The Flash player is really just a replacement rendering engine that works on most platforms that don’t begin with a small i. To date, it’s unfortunately been pretty crash-prone on Mac OS X and has trailed behind on Linux. But it has succeeded because it was a useful hack for improving upon the limitations of the world’s worst browsers. On Windows, it is stable and is a significant improvement to Internet Explorer’s rendering engine. Also, somewhat surprising is that in our performance tests, Flash is not actually any faster at drawing or animating objects than Firefox, Safari, or Chrome, meaning that we do not see them leveraging native hardware 2-D and 3-D acceleration APIs, which are starting to arrive in the next version of the major browsers. Which means that the edge Flash player once enjoyed with its rendering engine is no more.
Google Chrome Frame has the advantage now in being able to upgrade the host browser much like Flash can. And really, that’s been Flash’s big advantage historically: it could push updates to the world faster than browser vendors. But in the past few years, versions of Flash have actually been released slower than non-Microsoft browsers, which now include reliable auto-update mechanisms. Being able to patch, hack, and fix the web was Flash’s big advantage, and that edge is gone.

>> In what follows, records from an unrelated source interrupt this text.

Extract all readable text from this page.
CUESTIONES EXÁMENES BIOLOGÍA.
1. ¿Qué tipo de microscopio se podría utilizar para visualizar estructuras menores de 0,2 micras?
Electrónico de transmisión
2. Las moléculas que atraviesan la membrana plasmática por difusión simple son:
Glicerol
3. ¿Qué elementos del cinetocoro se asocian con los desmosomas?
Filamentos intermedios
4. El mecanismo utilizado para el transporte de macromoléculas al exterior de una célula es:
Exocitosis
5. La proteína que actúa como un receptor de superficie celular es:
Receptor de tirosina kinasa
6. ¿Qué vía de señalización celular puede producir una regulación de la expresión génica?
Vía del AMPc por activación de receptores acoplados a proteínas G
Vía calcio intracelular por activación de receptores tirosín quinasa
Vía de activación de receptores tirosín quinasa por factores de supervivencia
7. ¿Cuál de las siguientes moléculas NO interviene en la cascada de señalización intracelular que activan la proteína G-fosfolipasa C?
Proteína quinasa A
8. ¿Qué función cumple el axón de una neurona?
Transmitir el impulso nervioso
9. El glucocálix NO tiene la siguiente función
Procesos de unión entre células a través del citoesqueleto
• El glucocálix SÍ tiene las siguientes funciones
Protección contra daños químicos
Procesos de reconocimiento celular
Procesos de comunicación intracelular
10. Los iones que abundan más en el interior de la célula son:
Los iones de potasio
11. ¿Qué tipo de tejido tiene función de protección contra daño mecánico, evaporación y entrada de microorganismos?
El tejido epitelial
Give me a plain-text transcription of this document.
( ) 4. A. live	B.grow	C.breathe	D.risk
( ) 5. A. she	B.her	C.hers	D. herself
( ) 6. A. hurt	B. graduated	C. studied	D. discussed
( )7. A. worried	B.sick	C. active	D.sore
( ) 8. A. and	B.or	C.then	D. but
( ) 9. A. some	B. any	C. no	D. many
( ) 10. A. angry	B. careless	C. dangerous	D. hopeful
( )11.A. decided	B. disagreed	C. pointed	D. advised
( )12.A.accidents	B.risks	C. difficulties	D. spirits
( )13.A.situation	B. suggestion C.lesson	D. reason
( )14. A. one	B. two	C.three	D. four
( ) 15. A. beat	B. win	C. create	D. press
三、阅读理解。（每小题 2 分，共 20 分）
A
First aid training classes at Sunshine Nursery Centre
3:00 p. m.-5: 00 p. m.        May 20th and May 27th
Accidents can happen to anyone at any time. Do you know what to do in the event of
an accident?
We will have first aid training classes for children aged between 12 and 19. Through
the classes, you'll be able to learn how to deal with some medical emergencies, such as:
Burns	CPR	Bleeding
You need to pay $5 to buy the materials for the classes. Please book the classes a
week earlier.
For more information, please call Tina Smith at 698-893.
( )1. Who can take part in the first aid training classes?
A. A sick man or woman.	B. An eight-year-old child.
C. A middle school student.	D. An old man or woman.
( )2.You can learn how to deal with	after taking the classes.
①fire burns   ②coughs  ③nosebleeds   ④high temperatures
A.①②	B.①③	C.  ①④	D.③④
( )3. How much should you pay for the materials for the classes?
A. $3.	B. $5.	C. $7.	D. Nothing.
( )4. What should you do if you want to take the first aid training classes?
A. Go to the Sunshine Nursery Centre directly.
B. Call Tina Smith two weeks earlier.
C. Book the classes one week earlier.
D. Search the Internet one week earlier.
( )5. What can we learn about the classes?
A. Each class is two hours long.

It’s fairly interesting that Adobe has made it possible to compile Flash apps into native apps for distribution on the Apple App Store. This idea was likely inspired by PhoneGap and Appcelerator’s Titanium. But it raises an interesting question for me: could Flash compile into native HTML5-compliant applications? That would potentially decouple the benefits of the developer tools from the limitations of the player.
Embracing the Open Web
Pushing the Open Web into Design Tools
As someone that can’t draw a circle in Photoshop or Illustrator, I would love for everything in a PSD or AI file to be represented by HTML/XML and CSS. Developers loathe having to wait for a designer to change text in a graphics file or modify colors in a background image. As good as the open web gets at moving more and more image functionality to native styling, there will always be concepts that cannot easily be represented tersely enough in the CSS layer. The authoring tools layer is likely the best place to make such modifications. Providing a simple tool or mechanism for developer’s to update or modify files created by designers would be useful and intriguing.
Given the dramatic reduction in costs of computers and software, Adobe is significantly more expensive relative to the cost of other products than it was when it started its CS pricing model. To fix this problem, Adobe has been experimenting with a subscription pricing model in Australia that allows users to pay each month to use the software. That’s more inline with expectations today as it doesn’t require a huge up-front cost. Also, Adobe could start to consider licensing affordable Flash components that are hosted on a CDN, or a number of other fine-grained payment models.
The open web has quickly closed the gap on Adobe’s advantages over the past two years, but there are many new opportunities for Adobe to exist and thrive in the open web ecosystem, and take advantage of the new possibilities this creates, if it can adapt to the completely new world of today’s modern web platforms.